Эдам проехал чуть вперед. Девушка подбежала к машине и села на пассажирское сиденье. Вечер был жарким, но она дрожала. Он спросил, куда ей ехать.
— Куда угодно, — ответила она.
— Куда угодно?
— Я не знаю, где я, так откуда мне знать, куда ехать?
— Ты приехала сюда на поезде, да?
Она принялась хохотать, и при этом у нее стучали зубы.
— Я приехала оттуда. — Девушка повернулась и указала на викторианское здание с трубой-колокольней.
— А что это? — спросил Эдам.
— Ты не знаешь? Дурка. Желтый дом. Так моя бабуля называет психиатрическую лечебницу.
Эдам проснулся. Лежал и думал о Зоси. Была ли она сумасшедшей? Возможно, но помешательство было временным и имело веские причины. Естественно, никто из них не подверг сомнению ее побег из «психушки» и вообще сам факт ее пребывания там.

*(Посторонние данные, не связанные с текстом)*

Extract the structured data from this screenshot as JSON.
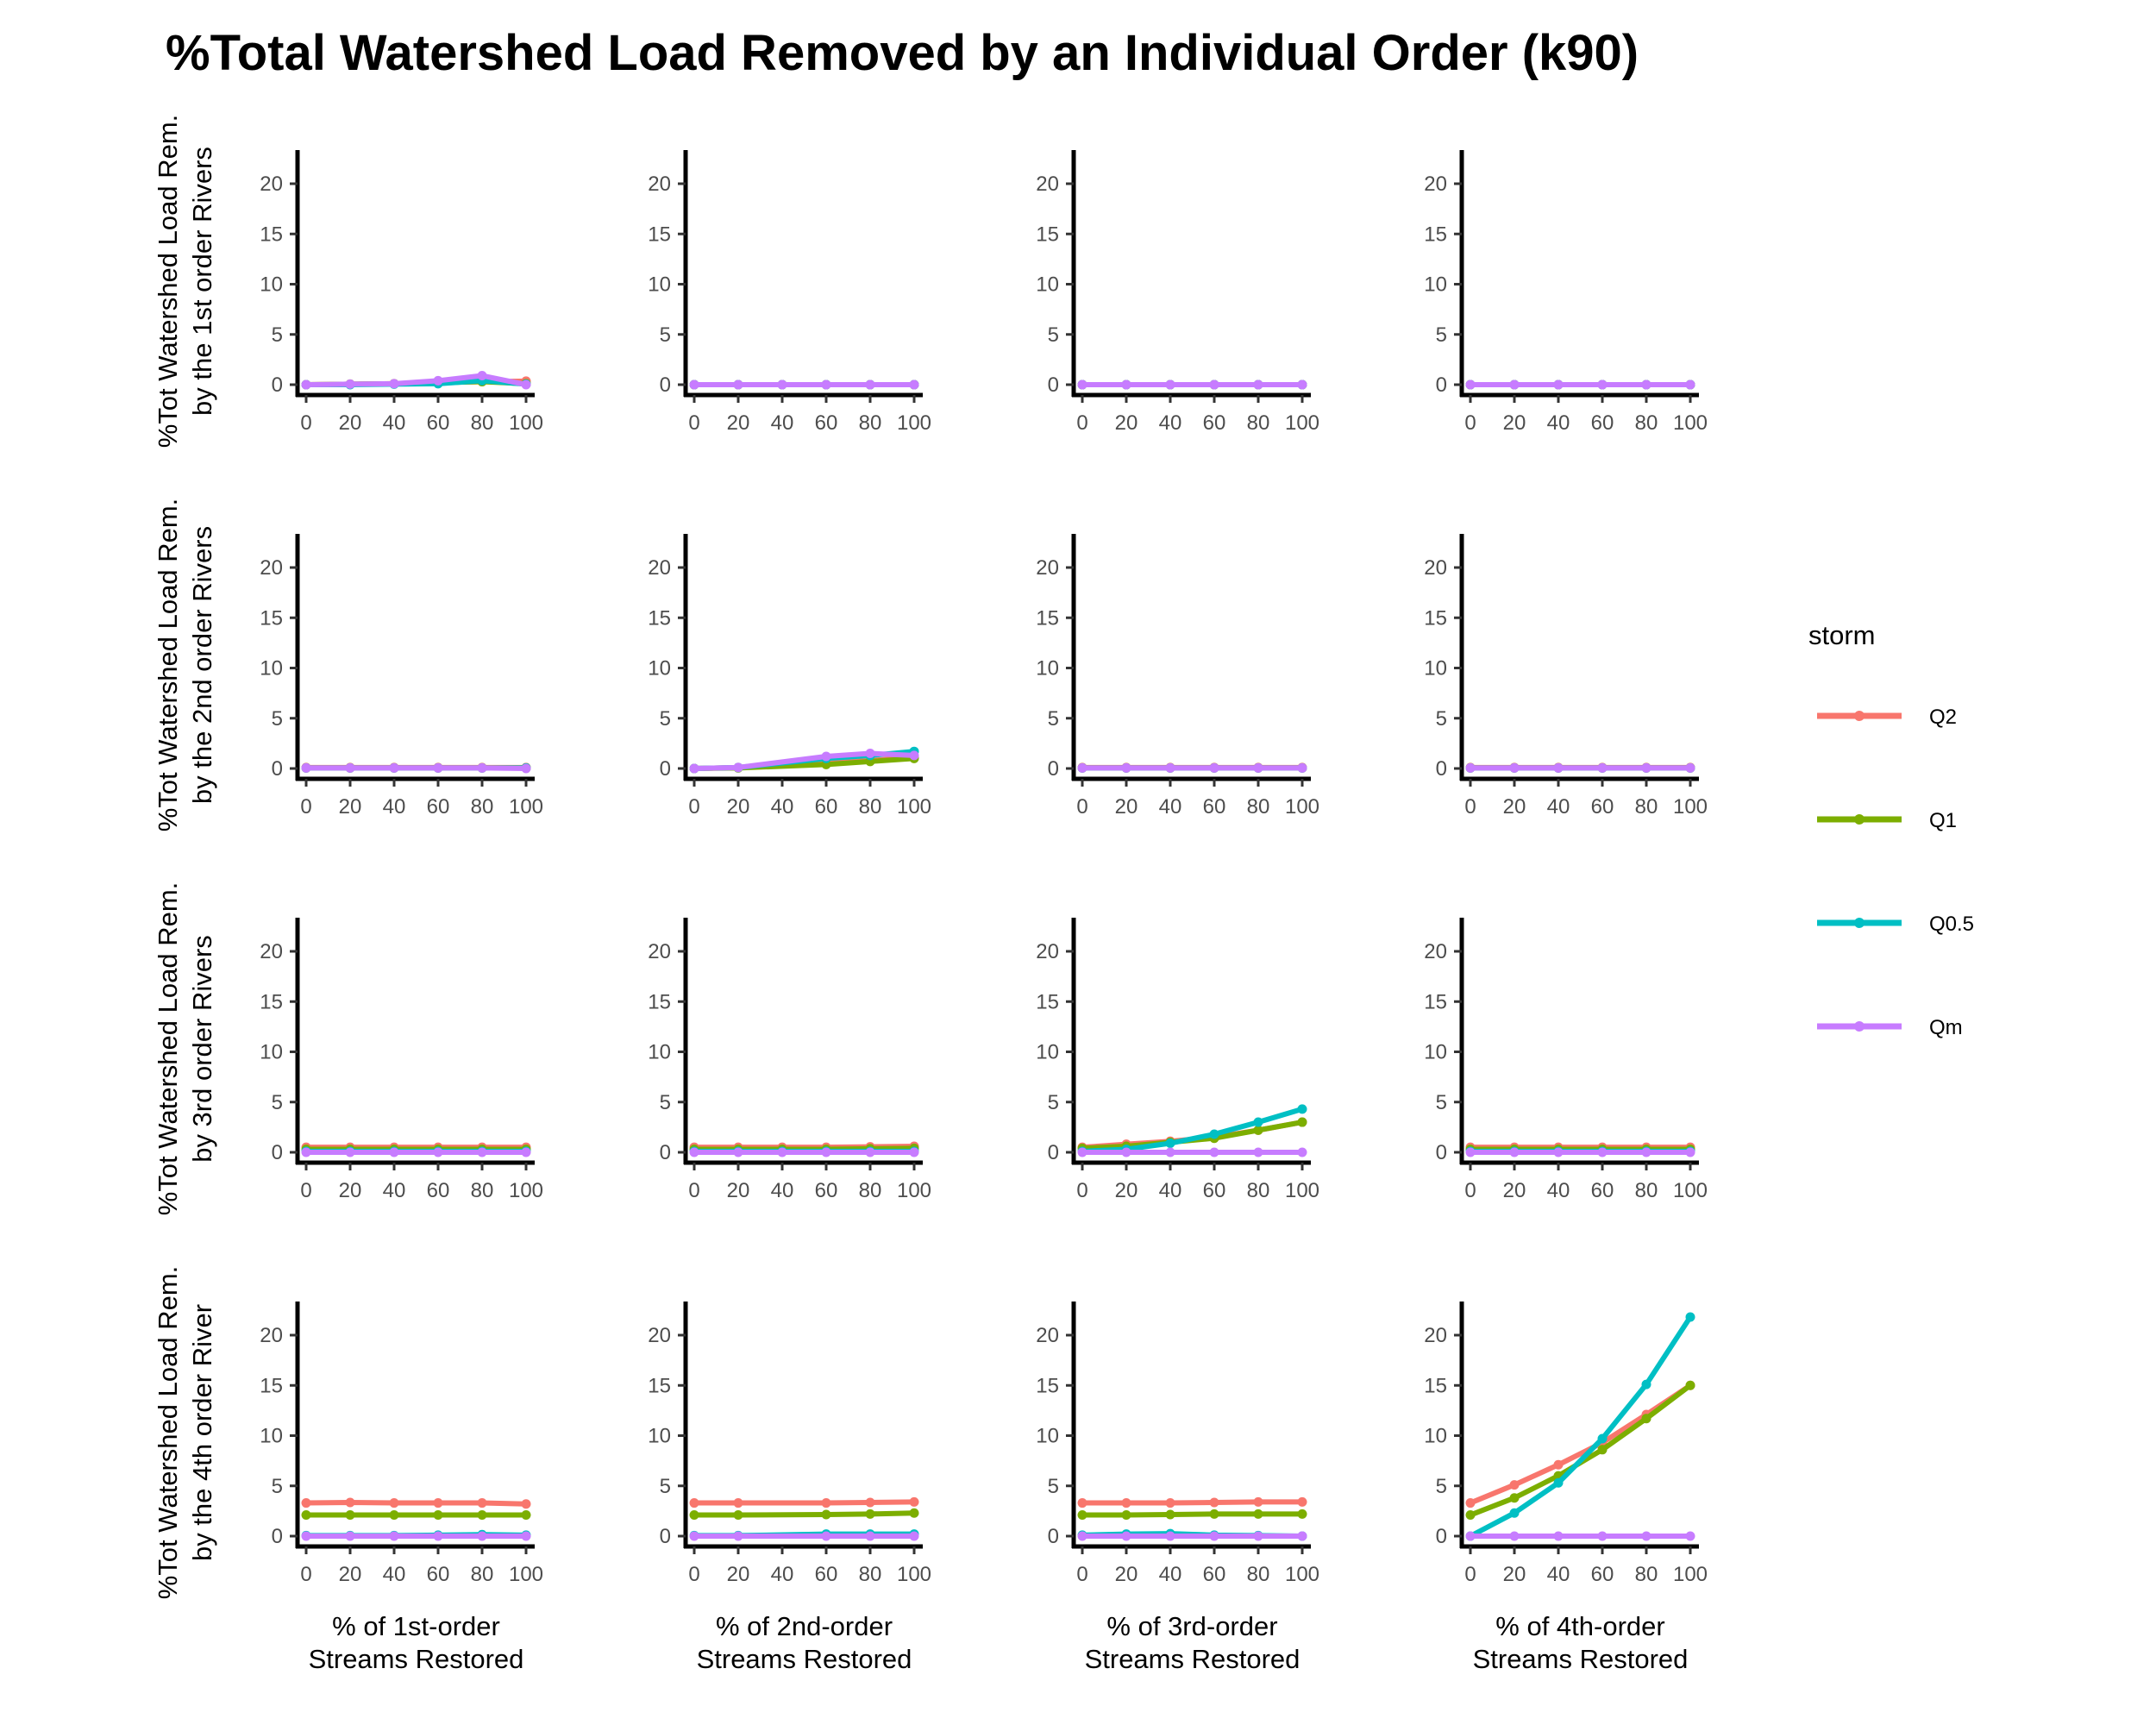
{
  "chart_data": {
    "type": "line",
    "title": "%Total Watershed Load Removed by an Individual Order (k90)",
    "x": [
      0,
      20,
      40,
      60,
      80,
      100
    ],
    "xticks": [
      "0",
      "20",
      "40",
      "60",
      "80",
      "100"
    ],
    "yticks": [
      "0",
      "5",
      "10",
      "15",
      "20"
    ],
    "ylim": [
      -1,
      23
    ],
    "xlim": [
      -5,
      105
    ],
    "grid": false,
    "legend": {
      "title": "storm",
      "position": "right",
      "entries": [
        {
          "name": "Q2",
          "color": "#F8766D"
        },
        {
          "name": "Q1",
          "color": "#7CAE00"
        },
        {
          "name": "Q0.5",
          "color": "#00BFC4"
        },
        {
          "name": "Qm",
          "color": "#C77CFF"
        }
      ]
    },
    "row_labels": [
      [
        "%Tot Watershed Load Rem.",
        "by the 1st order Rivers"
      ],
      [
        "%Tot Watershed Load Rem.",
        "by the 2nd order Rivers"
      ],
      [
        "%Tot Watershed Load Rem.",
        "by 3rd order Rivers"
      ],
      [
        "%Tot Watershed Load Rem.",
        "by the 4th order River"
      ]
    ],
    "col_labels": [
      [
        "% of 1st-order",
        "Streams Restored"
      ],
      [
        "% of 2nd-order",
        "Streams Restored"
      ],
      [
        "% of 3rd-order",
        "Streams Restored"
      ],
      [
        "% of 4th-order",
        "Streams Restored"
      ]
    ],
    "panels": [
      [
        {
          "series": [
            {
              "name": "Q2",
              "values": [
                0.0,
                0.05,
                0.1,
                0.2,
                0.3,
                0.35
              ]
            },
            {
              "name": "Q1",
              "values": [
                0.0,
                0.05,
                0.1,
                0.2,
                0.3,
                0.1
              ]
            },
            {
              "name": "Q0.5",
              "values": [
                0.0,
                0.0,
                0.05,
                0.1,
                0.4,
                0.05
              ]
            },
            {
              "name": "Qm",
              "values": [
                0.0,
                0.05,
                0.1,
                0.4,
                0.9,
                0.0
              ]
            }
          ]
        },
        {
          "series": [
            {
              "name": "Q2",
              "values": [
                0,
                0,
                0,
                0,
                0,
                0
              ]
            },
            {
              "name": "Q1",
              "values": [
                0,
                0,
                0,
                0,
                0,
                0
              ]
            },
            {
              "name": "Q0.5",
              "values": [
                0,
                0,
                0,
                0,
                0,
                0
              ]
            },
            {
              "name": "Qm",
              "values": [
                0,
                0,
                0,
                0,
                0,
                0
              ]
            }
          ]
        },
        {
          "series": [
            {
              "name": "Q2",
              "values": [
                0,
                0,
                0,
                0,
                0,
                0
              ]
            },
            {
              "name": "Q1",
              "values": [
                0,
                0,
                0,
                0,
                0,
                0
              ]
            },
            {
              "name": "Q0.5",
              "values": [
                0,
                0,
                0,
                0,
                0,
                0
              ]
            },
            {
              "name": "Qm",
              "values": [
                0,
                0,
                0,
                0,
                0,
                0
              ]
            }
          ]
        },
        {
          "series": [
            {
              "name": "Q2",
              "values": [
                0,
                0,
                0,
                0,
                0,
                0
              ]
            },
            {
              "name": "Q1",
              "values": [
                0,
                0,
                0,
                0,
                0,
                0
              ]
            },
            {
              "name": "Q0.5",
              "values": [
                0,
                0,
                0,
                0,
                0,
                0
              ]
            },
            {
              "name": "Qm",
              "values": [
                0,
                0,
                0,
                0,
                0,
                0
              ]
            }
          ]
        }
      ],
      [
        {
          "series": [
            {
              "name": "Q2",
              "values": [
                0.1,
                0.1,
                0.1,
                0.1,
                0.1,
                0.1
              ]
            },
            {
              "name": "Q1",
              "values": [
                0.05,
                0.05,
                0.05,
                0.05,
                0.05,
                0.05
              ]
            },
            {
              "name": "Q0.5",
              "values": [
                0.05,
                0.05,
                0.05,
                0.05,
                0.05,
                0.05
              ]
            },
            {
              "name": "Qm",
              "values": [
                0.05,
                0.05,
                0.05,
                0.05,
                0.05,
                0.0
              ]
            }
          ]
        },
        {
          "series": [
            {
              "name": "Q2",
              "values": [
                0.0,
                0.1,
                null,
                0.5,
                0.8,
                1.1
              ]
            },
            {
              "name": "Q1",
              "values": [
                0.0,
                0.05,
                null,
                0.4,
                0.7,
                1.0
              ]
            },
            {
              "name": "Q0.5",
              "values": [
                0.0,
                0.1,
                null,
                1.0,
                1.3,
                1.7
              ]
            },
            {
              "name": "Qm",
              "values": [
                0.0,
                0.1,
                null,
                1.2,
                1.5,
                1.3
              ]
            }
          ]
        },
        {
          "series": [
            {
              "name": "Q2",
              "values": [
                0.1,
                0.1,
                0.1,
                0.1,
                0.1,
                0.1
              ]
            },
            {
              "name": "Q1",
              "values": [
                0.05,
                0.05,
                0.05,
                0.05,
                0.05,
                0.05
              ]
            },
            {
              "name": "Q0.5",
              "values": [
                0.05,
                0.05,
                0.05,
                0.05,
                0.05,
                0.05
              ]
            },
            {
              "name": "Qm",
              "values": [
                0.05,
                0.05,
                0.05,
                0.05,
                0.05,
                0.05
              ]
            }
          ]
        },
        {
          "series": [
            {
              "name": "Q2",
              "values": [
                0.1,
                0.1,
                0.1,
                0.1,
                0.1,
                0.1
              ]
            },
            {
              "name": "Q1",
              "values": [
                0.05,
                0.05,
                0.05,
                0.05,
                0.05,
                0.05
              ]
            },
            {
              "name": "Q0.5",
              "values": [
                0.05,
                0.05,
                0.05,
                0.05,
                0.05,
                0.05
              ]
            },
            {
              "name": "Qm",
              "values": [
                0.05,
                0.05,
                0.05,
                0.05,
                0.05,
                0.05
              ]
            }
          ]
        }
      ],
      [
        {
          "series": [
            {
              "name": "Q2",
              "values": [
                0.5,
                0.5,
                0.5,
                0.5,
                0.5,
                0.5
              ]
            },
            {
              "name": "Q1",
              "values": [
                0.3,
                0.3,
                0.3,
                0.3,
                0.3,
                0.3
              ]
            },
            {
              "name": "Q0.5",
              "values": [
                0.1,
                0.1,
                0.1,
                0.1,
                0.1,
                0.1
              ]
            },
            {
              "name": "Qm",
              "values": [
                0.0,
                0.0,
                0.0,
                0.0,
                0.0,
                0.0
              ]
            }
          ]
        },
        {
          "series": [
            {
              "name": "Q2",
              "values": [
                0.5,
                0.5,
                0.5,
                0.5,
                0.55,
                0.6
              ]
            },
            {
              "name": "Q1",
              "values": [
                0.3,
                0.3,
                0.3,
                0.3,
                0.35,
                0.4
              ]
            },
            {
              "name": "Q0.5",
              "values": [
                0.1,
                0.1,
                0.1,
                0.1,
                0.1,
                0.1
              ]
            },
            {
              "name": "Qm",
              "values": [
                0.0,
                0.0,
                0.0,
                0.0,
                0.0,
                0.0
              ]
            }
          ]
        },
        {
          "series": [
            {
              "name": "Q2",
              "values": [
                0.5,
                0.8,
                1.1,
                1.5,
                2.2,
                3.0
              ]
            },
            {
              "name": "Q1",
              "values": [
                0.4,
                0.6,
                1.0,
                1.4,
                2.2,
                3.0
              ]
            },
            {
              "name": "Q0.5",
              "values": [
                0.1,
                0.3,
                0.9,
                1.8,
                3.0,
                4.3
              ]
            },
            {
              "name": "Qm",
              "values": [
                0.0,
                0.0,
                0.0,
                0.0,
                0.0,
                0.0
              ]
            }
          ]
        },
        {
          "series": [
            {
              "name": "Q2",
              "values": [
                0.5,
                0.5,
                0.5,
                0.5,
                0.5,
                0.5
              ]
            },
            {
              "name": "Q1",
              "values": [
                0.3,
                0.3,
                0.3,
                0.3,
                0.3,
                0.3
              ]
            },
            {
              "name": "Q0.5",
              "values": [
                0.1,
                0.1,
                0.1,
                0.1,
                0.1,
                0.1
              ]
            },
            {
              "name": "Qm",
              "values": [
                0.0,
                0.0,
                0.0,
                0.0,
                0.0,
                0.0
              ]
            }
          ]
        }
      ],
      [
        {
          "series": [
            {
              "name": "Q2",
              "values": [
                3.3,
                3.35,
                3.3,
                3.3,
                3.3,
                3.2
              ]
            },
            {
              "name": "Q1",
              "values": [
                2.1,
                2.1,
                2.1,
                2.1,
                2.1,
                2.1
              ]
            },
            {
              "name": "Q0.5",
              "values": [
                0.05,
                0.05,
                0.05,
                0.1,
                0.15,
                0.1
              ]
            },
            {
              "name": "Qm",
              "values": [
                0.0,
                0.0,
                0.0,
                0.0,
                0.0,
                0.0
              ]
            }
          ]
        },
        {
          "series": [
            {
              "name": "Q2",
              "values": [
                3.3,
                3.3,
                null,
                3.3,
                3.35,
                3.4
              ]
            },
            {
              "name": "Q1",
              "values": [
                2.1,
                2.1,
                null,
                2.15,
                2.2,
                2.3
              ]
            },
            {
              "name": "Q0.5",
              "values": [
                0.05,
                0.05,
                null,
                0.2,
                0.2,
                0.2
              ]
            },
            {
              "name": "Qm",
              "values": [
                0.0,
                0.0,
                null,
                0.0,
                0.0,
                0.0
              ]
            }
          ]
        },
        {
          "series": [
            {
              "name": "Q2",
              "values": [
                3.3,
                3.3,
                3.3,
                3.35,
                3.4,
                3.4
              ]
            },
            {
              "name": "Q1",
              "values": [
                2.1,
                2.1,
                2.15,
                2.2,
                2.2,
                2.2
              ]
            },
            {
              "name": "Q0.5",
              "values": [
                0.1,
                0.2,
                0.25,
                0.1,
                0.05,
                0.0
              ]
            },
            {
              "name": "Qm",
              "values": [
                0.0,
                0.0,
                0.0,
                0.0,
                0.0,
                0.0
              ]
            }
          ]
        },
        {
          "series": [
            {
              "name": "Q2",
              "values": [
                3.3,
                5.1,
                7.1,
                9.3,
                12.1,
                15.0
              ]
            },
            {
              "name": "Q1",
              "values": [
                2.1,
                3.8,
                6.0,
                8.6,
                11.7,
                15.0
              ]
            },
            {
              "name": "Q0.5",
              "values": [
                0.0,
                2.3,
                5.3,
                9.7,
                15.1,
                21.8
              ]
            },
            {
              "name": "Qm",
              "values": [
                0.0,
                0.0,
                0.0,
                0.0,
                0.0,
                0.0
              ]
            }
          ]
        }
      ]
    ]
  }
}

Эдам стряхнул с себя сон. Руфус назвал ее «ничейной», и Эдам тут же принялся высмеивать это слово, сказал, что это термин романистов. Тогда они залезли в «Краткий Оксфордский словарь» Хилберта и обнаружили там потрясающие вещи. «Нечто, никому не принадлежащее, ни к кому не относящееся». «Никем не выигранное». «Вольный, дикий человек, не имеющий дома или друзей».